Research article


B. Hareramadas1, Kiran Bala2, Rajkumar3 and Manisha Sengar*4

Online First: February 15, 2023

Transgenes inserted into crops for pest control have revolutionized pest management in the last 15 years. For pest control, herbicide resistance transgenes and Bacillus thuringiensis toxin production are the most common features now accessible. When available, these two features have been quickly embraced by farmers due to their better efficacy and ease of pest management. Insects have been a major source of food production losses, accounting for 20-30 % of global output.

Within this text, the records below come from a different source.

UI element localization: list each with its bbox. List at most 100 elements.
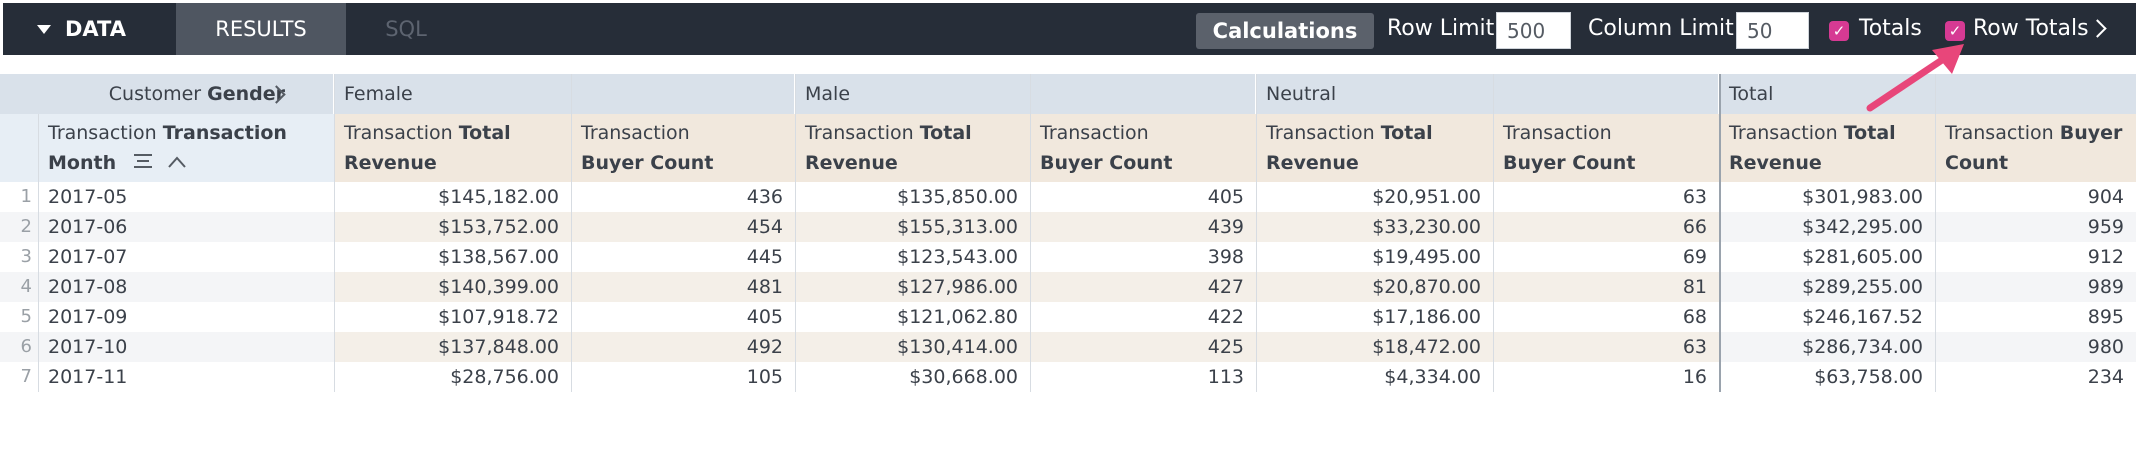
header-prefix: Transaction (1266, 122, 1375, 144)
caret-down-icon (37, 25, 51, 34)
header-field: Total (1380, 122, 1433, 144)
column-header-measure[interactable]: Transaction Total Revenue (1719, 114, 1935, 182)
table-cell: $153,752.00 (334, 212, 571, 242)
column-divider (334, 74, 335, 392)
table-cell: 895 (1935, 302, 2136, 332)
table-cell: $145,182.00 (334, 182, 571, 212)
table-cell: $20,951.00 (1256, 182, 1493, 212)
table-cell: 66 (1493, 212, 1719, 242)
table-cell: $286,734.00 (1719, 332, 1935, 362)
header-field: Buyer Count (1503, 152, 1636, 174)
table-cell-month: 2017-05 (38, 182, 334, 212)
table-cell: $301,983.00 (1719, 182, 1935, 212)
table-cell: 63 (1493, 332, 1719, 362)
table-cell: $28,756.00 (334, 362, 571, 392)
table-cell: 904 (1935, 182, 2136, 212)
table-cell: 69 (1493, 242, 1719, 272)
totals-checkbox[interactable]: ✓ (1829, 21, 1849, 41)
table-cell: 68 (1493, 302, 1719, 332)
table-cell: 234 (1935, 362, 2136, 392)
table-cell: 405 (571, 302, 795, 332)
row-number: 7 (0, 362, 38, 392)
table-cell-month: 2017-09 (38, 302, 334, 332)
table-cell: $123,543.00 (795, 242, 1030, 272)
data-label: DATA (65, 17, 127, 41)
header-field-cont: Revenue (1729, 152, 1822, 174)
table-cell: 63 (1493, 182, 1719, 212)
table-cell: 454 (571, 212, 795, 242)
tab-sql[interactable]: SQL (385, 17, 427, 41)
table-cell: 427 (1030, 272, 1256, 302)
chevron-right-icon[interactable] (2088, 19, 2107, 38)
sort-ascending-icon[interactable] (166, 149, 188, 179)
row-number: 2 (0, 212, 38, 242)
tab-results[interactable]: RESULTS (176, 3, 346, 55)
header-field: Buyer (2059, 122, 2123, 144)
header-field: Total (1843, 122, 1896, 144)
header-field: Buyer Count (1040, 152, 1173, 174)
column-header-measure[interactable]: Transaction Buyer Count (571, 114, 795, 182)
header-prefix: Transaction (805, 122, 914, 144)
data-section-toggle[interactable]: DATA (3, 3, 176, 55)
table-cell-month: 2017-10 (38, 332, 334, 362)
table-cell: 425 (1030, 332, 1256, 362)
column-header-transaction-month[interactable]: Transaction Transaction Month (38, 114, 334, 182)
column-divider (1935, 74, 1936, 392)
table-cell: $130,414.00 (795, 332, 1030, 362)
table-cell-month: 2017-11 (38, 362, 334, 392)
column-divider (795, 74, 796, 392)
column-header-measure[interactable]: Transaction Buyer Count (1030, 114, 1256, 182)
header-prefix: Transaction (1729, 122, 1838, 144)
table-cell: 492 (571, 332, 795, 362)
pivot-field-header[interactable]: Customer Gender (0, 74, 333, 114)
table-cell: $121,062.80 (795, 302, 1030, 332)
column-header-measure[interactable]: Transaction Total Revenue (1256, 114, 1493, 182)
header-field: Total (458, 122, 511, 144)
column-limit-input[interactable] (1736, 12, 1809, 49)
header-field-cont: Count (1945, 152, 2009, 174)
pivot-group-female: Female (334, 74, 794, 114)
pivot-field-name: Gender (207, 83, 285, 105)
table-cell: 398 (1030, 242, 1256, 272)
header-prefix: Transaction (1945, 122, 2054, 144)
table-cell: $155,313.00 (795, 212, 1030, 242)
column-divider (571, 74, 572, 392)
table-cell: $342,295.00 (1719, 212, 1935, 242)
pivot-group-total: Total (1719, 74, 2136, 114)
table-cell: $18,472.00 (1256, 332, 1493, 362)
table-cell: $30,668.00 (795, 362, 1030, 392)
row-limit-input[interactable] (1496, 12, 1571, 49)
table-cell: 439 (1030, 212, 1256, 242)
column-divider (1256, 74, 1257, 392)
totals-label: Totals (1859, 16, 1922, 41)
table-cell: 445 (571, 242, 795, 272)
filter-lines-icon[interactable] (132, 149, 154, 179)
calculations-button[interactable]: Calculations (1196, 13, 1374, 49)
table-cell: 113 (1030, 362, 1256, 392)
header-field: Total (919, 122, 972, 144)
table-cell: $135,850.00 (795, 182, 1030, 212)
table-cell: $138,567.00 (334, 242, 571, 272)
row-number: 1 (0, 182, 38, 212)
column-limit-label: Column Limit (1588, 16, 1734, 41)
column-divider (38, 114, 39, 392)
column-header-measure[interactable]: Transaction Buyer Count (1493, 114, 1719, 182)
column-divider (1030, 74, 1031, 392)
table-cell: $33,230.00 (1256, 212, 1493, 242)
header-field-cont: Revenue (805, 152, 898, 174)
table-cell: $281,605.00 (1719, 242, 1935, 272)
column-header-measure[interactable]: Transaction Total Revenue (795, 114, 1030, 182)
column-header-measure[interactable]: Transaction Total Revenue (334, 114, 571, 182)
pivot-group-male: Male (795, 74, 1255, 114)
row-totals-checkbox[interactable]: ✓ (1945, 21, 1965, 41)
row-number: 6 (0, 332, 38, 362)
column-header-measure[interactable]: Transaction Buyer Count (1935, 114, 2136, 182)
annotation-arrow-icon (1866, 44, 1964, 112)
table-cell: 989 (1935, 272, 2136, 302)
header-prefix: Transaction (344, 122, 453, 144)
table-cell: 16 (1493, 362, 1719, 392)
header-prefix: Transaction (581, 122, 690, 144)
header-field-cont: Month (48, 152, 117, 174)
row-number-header (0, 114, 38, 182)
table-cell: 436 (571, 182, 795, 212)
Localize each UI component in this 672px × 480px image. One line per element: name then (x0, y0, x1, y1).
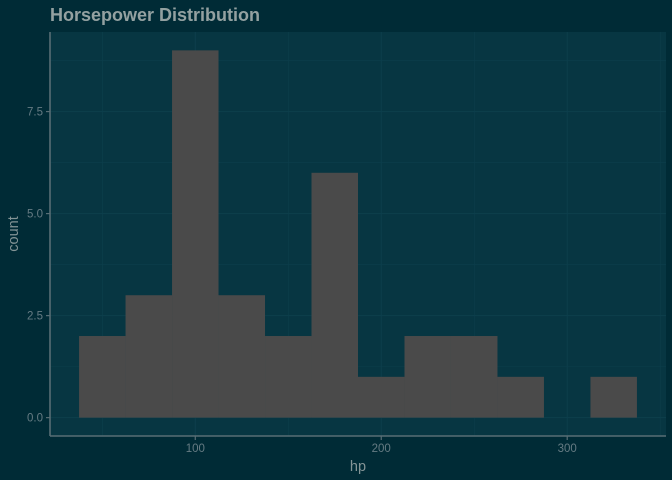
y-tick-label: 0.0 (27, 413, 43, 425)
histogram-bar (125, 295, 173, 418)
x-axis-title: hp (350, 459, 366, 475)
histogram-bar (450, 336, 498, 418)
histogram-bar (172, 50, 219, 418)
histogram-bar (358, 376, 405, 418)
x-tick-label: 200 (372, 443, 391, 455)
histogram-bar (218, 295, 266, 418)
histogram-bar (497, 376, 544, 418)
y-axis-title: count (6, 216, 22, 251)
y-tick-label: 5.0 (27, 209, 43, 221)
histogram-bar (311, 172, 358, 418)
histogram-bars (79, 50, 637, 418)
axis-ticks: 100 200 300 0.0 2.5 5.0 7.5 (27, 107, 577, 455)
axes (49, 32, 666, 437)
histogram-bar (265, 336, 312, 418)
histogram-bar (404, 336, 451, 418)
y-tick-label: 7.5 (27, 107, 43, 119)
histogram-bar (590, 376, 637, 418)
histogram-bar (79, 336, 126, 418)
chart-title: Horsepower Distribution (50, 5, 260, 25)
y-tick-label: 2.5 (27, 311, 43, 323)
x-tick-label: 100 (186, 443, 205, 455)
x-tick-label: 300 (558, 443, 577, 455)
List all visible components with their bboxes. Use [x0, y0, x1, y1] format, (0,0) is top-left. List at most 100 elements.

Plantations and tropical regions, which are typically the poorest in the world, suffer the most from the high occurrence of insect-pests, with an estimated 67,000 species causing damage. Low selectivity of insecticides used in pest control might impact the population of natural enemies, allowing pests to proliferate and even reinvigorating others. Because of this, researchers have been working harder than ever to find alternatives to conventional insecticides, and the most promising of these are now being tested in the form of insecticide-resistant plants, insecticides that target specific species, parasitoids, and entomopathogenic microbes (Bacillus thuringiensis). The employment of gene technology (Cry) in bacteria (Bacillus thuringiensis) to manage Lepidoptera's primary pests is a good illustration of this. Ecologically sustainable, pollution-free, residue-free, and lower concentration of inert compounds in food items are all goals of introducing Bt gene technology. Even said, there are still a slew of obstacles to overcome before modern agriculture can fully embrace biotechnology.


Biotechnology, Pest control, Bacillus thuringiensis toxin, IPM, Pest Management.